İkame: İktisadi bir terim olarak alternatif malları ifade eden, normal dilde ise "yerine koyulan" anlamına gelen eski bir sözcük.
 
Sosyalizm asla geri kalmış bir ülkede tek başına kurulabilecek bir sistem değildir. SSCB ve benzeri örneklerinde de bunu gördük. Bunun insanı robotlaştırmayla alakası ne anlamadım. Aleksandra Kollontay Stalin dönemine kadar "özgür aşk" diye haykırmıştır örneğin. Sanat dalında dogmatik ve bürokratik yozlaşmalarda Stalin zamanına kadar yoktu.
Ayrıca sosyalizm "toplum için çalışma" yönünde bir fedakarlık isteyen bir sistemde değildir. Gelişmiş ülkeleride içine katması gerekitrdi. Troçki bu konuda basbas bağırdı ve zaten Marx Rusya gibi gerici bir ülkede sosyalizmin asla filizlenemeyeceğini söylemiştir.
Sosyalizm, merkezi planlı bir ekonomide değildir. Bu büyük bir yanlıştr. "Solcu" tayfasının devletçi ekonomiyi savunmasının nedeni bedava eğitim ve sağlık gibi hizmetlerin sağlanması içindir. Lakin bu öncel bir kazanımdır, ama asla sosyalist bir atılım değildir.
Sosyalizm eleştirisi mevcut "sosyalist" etiketli devletlere bakılarak yapılmamalıdır. Sosyalizm dünya üzerinde hiç bir zaman gelişmiş bir ülkwede varolmadı, sorunun özüde hep buradaydı. Dlayısıyla vercetti dediğin gibi "sosyalist" etiketli geri kalmış ülkelerin, kapitalizmle yarış ideolojisine dönüşüp, emek verimliliğinin düşük olması, geri teknolji gibi bir çok sorun, sanayileşmeye yönelik katı merkezci bir planlı ekonomiyi doğruru. Eninde sonuda da insan haklarının ve demokrasinin adının bile duyulmadığı bürokratik bir kast rejimine dönüşür.
Teorik olarak sosyalizm marxist anlamda hiç bir zaman vuku bulmamıştır. Marxist sosyalizm kavramı hala teorik bir model olarak kalmıştır ve tarihteki sosyalizme yönelen ve hatta sosyalist olduğunu iddia etmiş devletlere bakarak bu yorumlanamaz.
Marx'ın kendisi belirli bir "sosyalist model" resmi çizmemiştir, çünkü nesnel koşullar gelişmiş ülkelerde, sosyalizmiyeniden yorumlayacaktı. Avrupadaki devrimlerin teker teker düşmesiyle yalnız kalan SSCB ve Lenin gözünü "emperyalizmin zayıf halkalarına" dikmiştir. Görüyoruz ki Lenin bu konuda büyük yanlış yapmış. Stalin'e ve totaliter baskıcı rejimine istemedende olsa zemin hazırlamıştır.
 
darthseth demiş ki:
dorukoviç
Faşizm değil midir 2 dünya savaşının sebebi?
Amerikanın Irak'ı işgali, İsrailin ortadoğudaki yayılması, bunlar insanlığa daha fazla mı birşey sunuyor.
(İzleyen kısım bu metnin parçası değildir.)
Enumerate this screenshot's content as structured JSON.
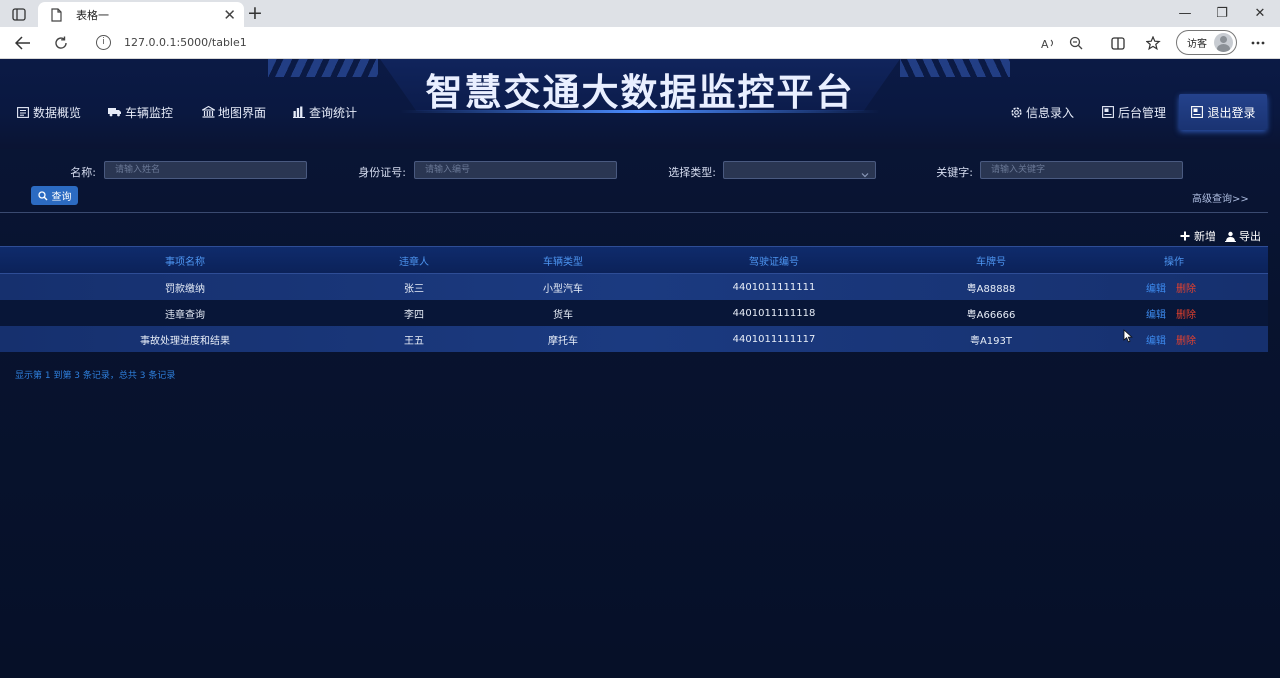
{
  "browser": {
    "tab_title": "表格一",
    "close_glyph": "✕",
    "newtab_glyph": "+",
    "url": "127.0.0.1:5000/table1",
    "profile_label": "访客",
    "window_controls": [
      "—",
      "❐",
      "✕"
    ]
  },
  "app": {
    "title": "智慧交通大数据监控平台",
    "nav_left": [
      {
        "label": "数据概览",
        "icon": "list-icon"
      },
      {
        "label": "车辆监控",
        "icon": "truck-icon"
      },
      {
        "label": "地图界面",
        "icon": "bank-icon"
      },
      {
        "label": "查询统计",
        "icon": "bar-chart-icon"
      }
    ],
    "nav_right": [
      {
        "label": "信息录入",
        "icon": "gear-icon"
      },
      {
        "label": "后台管理",
        "icon": "panel-icon"
      },
      {
        "label": "退出登录",
        "icon": "logout-icon"
      }
    ]
  },
  "filters": {
    "name_label": "名称:",
    "name_placeholder": "请输入姓名",
    "id_label": "身份证号:",
    "id_placeholder": "请输入编号",
    "type_label": "选择类型:",
    "type_value": "",
    "keyword_label": "关键字:",
    "keyword_placeholder": "请输入关键字",
    "query_button": "查询",
    "advanced": "高级查询>>"
  },
  "toolbar": {
    "add_label": "新增",
    "export_label": "导出"
  },
  "table": {
    "headers": [
      "事项名称",
      "违章人",
      "车辆类型",
      "驾驶证编号",
      "车牌号",
      "操作"
    ],
    "rows": [
      [
        "罚款缴纳",
        "张三",
        "小型汽车",
        "4401011111111",
        "粤A88888"
      ],
      [
        "违章查询",
        "李四",
        "货车",
        "4401011111118",
        "粤A66666"
      ],
      [
        "事故处理进度和结果",
        "王五",
        "摩托车",
        "4401011111117",
        "粤A193T"
      ]
    ],
    "edit_label": "编辑",
    "delete_label": "删除",
    "footer": "显示第 1 到第 3 条记录，总共 3 条记录"
  },
  "colors": {
    "accent": "#2c6bc2",
    "header_text": "#4d95f0",
    "delete": "#e5412d",
    "background": "#07122f"
  }
}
Evet az gelişmiş beyinlere daha fazla tüketim olanağı sunuyor. Daha fazla katliam için rejimler değiştiriliyor.

Madem bunların çözüm yolu olamayacağını düşünüyorsun. Kendi çözüm önerilerini yaz. Emin ol buradaki bir çok kişi çözüm önerilerini okuyacak ve sorgulayacak ve cevaplayacaktır.
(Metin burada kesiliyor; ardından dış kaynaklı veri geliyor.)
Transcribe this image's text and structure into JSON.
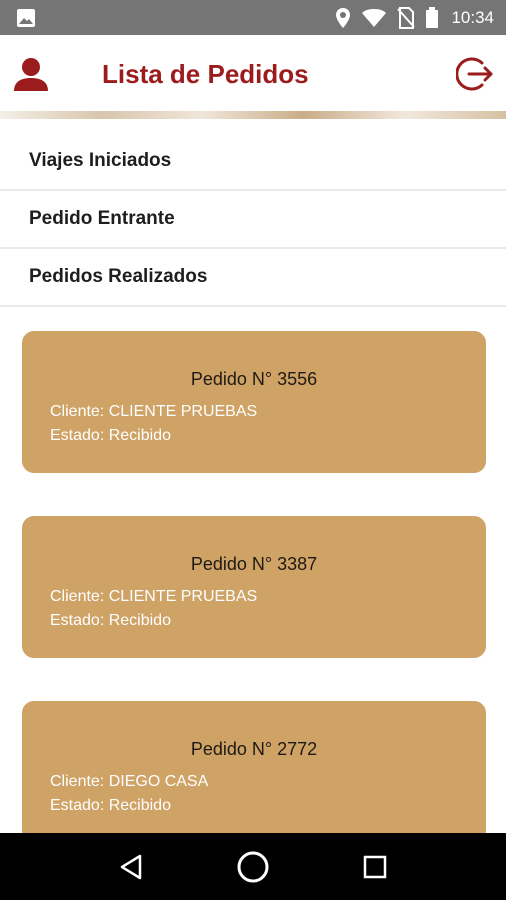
{
  "status_bar": {
    "time": "10:34",
    "icons": [
      "image-icon",
      "location-icon",
      "wifi-icon",
      "no-sim-icon",
      "battery-icon"
    ]
  },
  "app_bar": {
    "title": "Lista de Pedidos",
    "left_icon": "user-icon",
    "right_icon": "logout-icon"
  },
  "colors": {
    "accent": "#9b1c1c",
    "card": "#cfa265",
    "status_bar": "#757575"
  },
  "menu": {
    "items": [
      {
        "label": "Viajes Iniciados"
      },
      {
        "label": "Pedido Entrante"
      },
      {
        "label": "Pedidos Realizados"
      }
    ]
  },
  "orders": [
    {
      "title": "Pedido N° 3556",
      "cliente": "Cliente: CLIENTE PRUEBAS",
      "estado": "Estado: Recibido"
    },
    {
      "title": "Pedido N° 3387",
      "cliente": "Cliente: CLIENTE PRUEBAS",
      "estado": "Estado: Recibido"
    },
    {
      "title": "Pedido N° 2772",
      "cliente": "Cliente: DIEGO CASA",
      "estado": "Estado: Recibido"
    }
  ],
  "nav_bar": {
    "buttons": [
      "back-icon",
      "home-icon",
      "recents-icon"
    ]
  }
}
Bunu yapamıyorsan çekil önümden de öğrenme hakkımı daha fazla engelleme.

insanlar "---izm" tarzı düşünmeyi bırakmalı.herkes(diğerlerine zarar vermeden) yükselmeli ve kendini yetiştirmeli.kimse hiç bir fikrin,zümrenin kölesi olmamalı. insanların "---izm" lere değil dürüstlüğe ve çalışmaya ihtiyacı var.
 
Appassionata öncelikle şunu söylemek isterim.Sen de bir marksistsin ve çok iyi biliyor olman gerekir.Sosyalizmde üretimi devlet yapar.İhtiyaca göre üretim devlete aittir.Mülkleşme ve bireysel girişime yer yoktur.Peki bu merkez planlamalı ekonomi değil de nedir? Hayır ben atmıyorum ki, en büyük iktisatçılar açıklar bunu.Bende en basit iktisada giriş kitabından tut da en gelişmiş iktisat konularının yer aldığı Türkçe/Yabancı dil birçok iktisat kitabı var.Bunların hepsinde sosyalizmin temel yaşamsal ihtiyaçları karşılamaya yönelik tamamen devlete dayalı merkez planlı ekonomi modelini benimsediği yazar.Bu sosyalizmin olmazsa olmazlarından.


Sosyalizmin gelişmiş bir ülkede uygulanmamış olmasına gelince.Karl Marx'ın da çok iyi biliyor olması gerekir ki, şu an dünyadaki gelişmiş ülkelerin tamamı kapitalist ülkelerdir.Yani sermayeye önem veren ülkelerdir.Bu ülkeler zamanında çok vahşi bir kapitalizm uyguladılar.Ama sonuçta bu onların gelişmesini sağladı.Çünkü hammadde elde edimi ve bireysel kazanç isteği ekonomilerinin hızla gelişmesine sebep oldu.Bu da beraberinde teknoloji gelişimi gibi birçok ögeyi getirdi.Gerçi şu an eski vahşi kapitalizmi amerika dışında uygulayan da kalmadı.Özellikle İngiltere bu konuda ilk adımı atarak işçilere büyük haklar vermiştir.Sonra devamı da geldi.Herhangi bir İngiliz işçisinin refah açısından bir sorunu olduğunu sanmıyorum.

Bana sorarsan ben Karma bir ekonomik sistemden yanayım.Bu sistem şu an Fransa, İtalya, Norveç, İsveç vs. gibi dünyanın en gelişmiş ülkelerinde uygulanıyor.Yani devlet+özel sektör.Bu yüzden ne saf bir kapitalizm, ne de sosyalizm savunucusu değilim.

Bana ilginç gelen bir nokta da Batı ülkeleri kapitalizm sayesinde hızla gelişirken Osmanlı'nın geri kalmasıdır.Elbette bunun sebebi Osmanlı'nın mülkleşmeye izin vermeyen tımar sistemiydi.Yani sanki Osmanlı'yı bazen ekonomik açıdan sosyalist bir devlete benzetiyorum.Siyasal açıdan öyle olmadığı tartışılmaz, ama sırf mülkleşmeye izin vermediğinden Osmanlı'da ne girişimci oldu, ne de sanayi.Sonunda da dımdızlak kalıp yıkıldılar.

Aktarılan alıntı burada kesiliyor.